Poet Aimée Nezhukumatathil will be the featured reader on the first night of Hartwick College’s two-evening New American Writing Festival. Nezhukumatathil will present her work at 8 p.m. today.
Also part of the Festival, the Tuesday showcase reading scheduled for 8 p.m. includes poets Bertha Rogers, Kirby Olson, Jamie Ormiston, Rob Hunter (Hartwick class of 1986) and Hartwick College Visiting Assistant Professor of English Brent DeLanoy.
Both readings will be held in the Celebration Room of Shineman Chapel House on the Hartwick College campus. This event is free, and the public is invited to attend.
Nezhukumatathil is the author of three books of poetry: “Lucky Fish” (2011), winner of the Hoffer Grand Prize for Prose and Independent Books; “At the Drive-In Volcano” (2007); and “Miracle Fruit” (2003). Lucky Fish also won the gold medal in poetry for the Independent Publishers Book Awards and was featured in the New York Times and on the PBS NewsHour’s “Art Beat.” Poems from this collection were also awarded an NEA Fellowship in poetry, the Glenna Luschia Prize from Prairie Schooner, and the Angoff Award from The Literary Review for the best poems appearing that volume year. At the Drive-In Volcano was awarded the Balcones Prize, which honors an outstanding collection published the previous year. Miracle Fruit won ForeWord Magazine’s Book of the Year Award in poetry, and the Global Filipino Literary Award.
Other awards for her writing include the Pushcart Prize, a poetry fellowship to the Wisconsin Institute for Creative Writing, the Boatwright Prize from Shenandoah, and the Richard Hugo Prize from Poetry Northwest. Nezhukumatathil is a Professor of English at State University of New York-Fredonia where she was awarded the Chancellor’s Medal of Excellence.

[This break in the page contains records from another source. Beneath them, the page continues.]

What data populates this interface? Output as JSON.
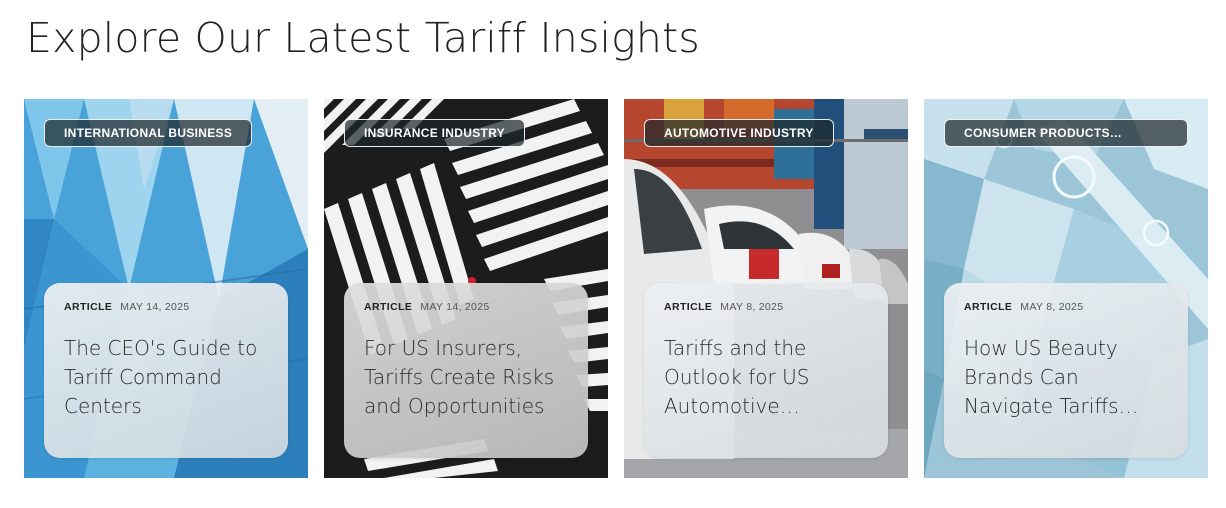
{
  "page": {
    "title": "Explore Our Latest Tariff Insights"
  },
  "cards": [
    {
      "tag": "INTERNATIONAL BUSINESS",
      "type": "ARTICLE",
      "date": "MAY 14, 2025",
      "title": "The CEO's Guide to Tariff Command Centers"
    },
    {
      "tag": "INSURANCE INDUSTRY",
      "type": "ARTICLE",
      "date": "MAY 14, 2025",
      "title": "For US Insurers, Tariffs Create Risks and Opportunities"
    },
    {
      "tag": "AUTOMOTIVE INDUSTRY",
      "type": "ARTICLE",
      "date": "MAY 8, 2025",
      "title": "Tariffs and the Outlook for US Automotive…"
    },
    {
      "tag": "CONSUMER PRODUCTS…",
      "type": "ARTICLE",
      "date": "MAY 8, 2025",
      "title": "How US Beauty Brands Can Navigate Tariffs…"
    }
  ]
}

Continuing the Festival on Tuesday will be Rogers, Olson, Ormiston, Hunter, and DeLanoy.
Rogers founded Bright Hill Press with Ernest Fishman in 1992 in Treadwell, where she has curated hundreds of poetry and prose readings, including the regular “Word Thursdays” series. Her poems have appeared widely in journals and anthologies, in chapbooks, and in full-length collections including “Heart Turned Back” (Salmon, Ireland, 2010), and the forthcoming “Wild” (Salmon, Ireland, 2015). Her translation of “Beowulf” was published in 2000, and her translation of the Anglo-Saxon Riddle-Poems from the Exeter Book, “Uncommon Creatures, Singing Things,” is forthcoming. She has won writing and visual arts awards and residency fellowships to the MacDowell Colony, the Rockefeller Brothers Potantico Hills Residency program, Hedgebrook, and Hawthornden International Writers Retreat.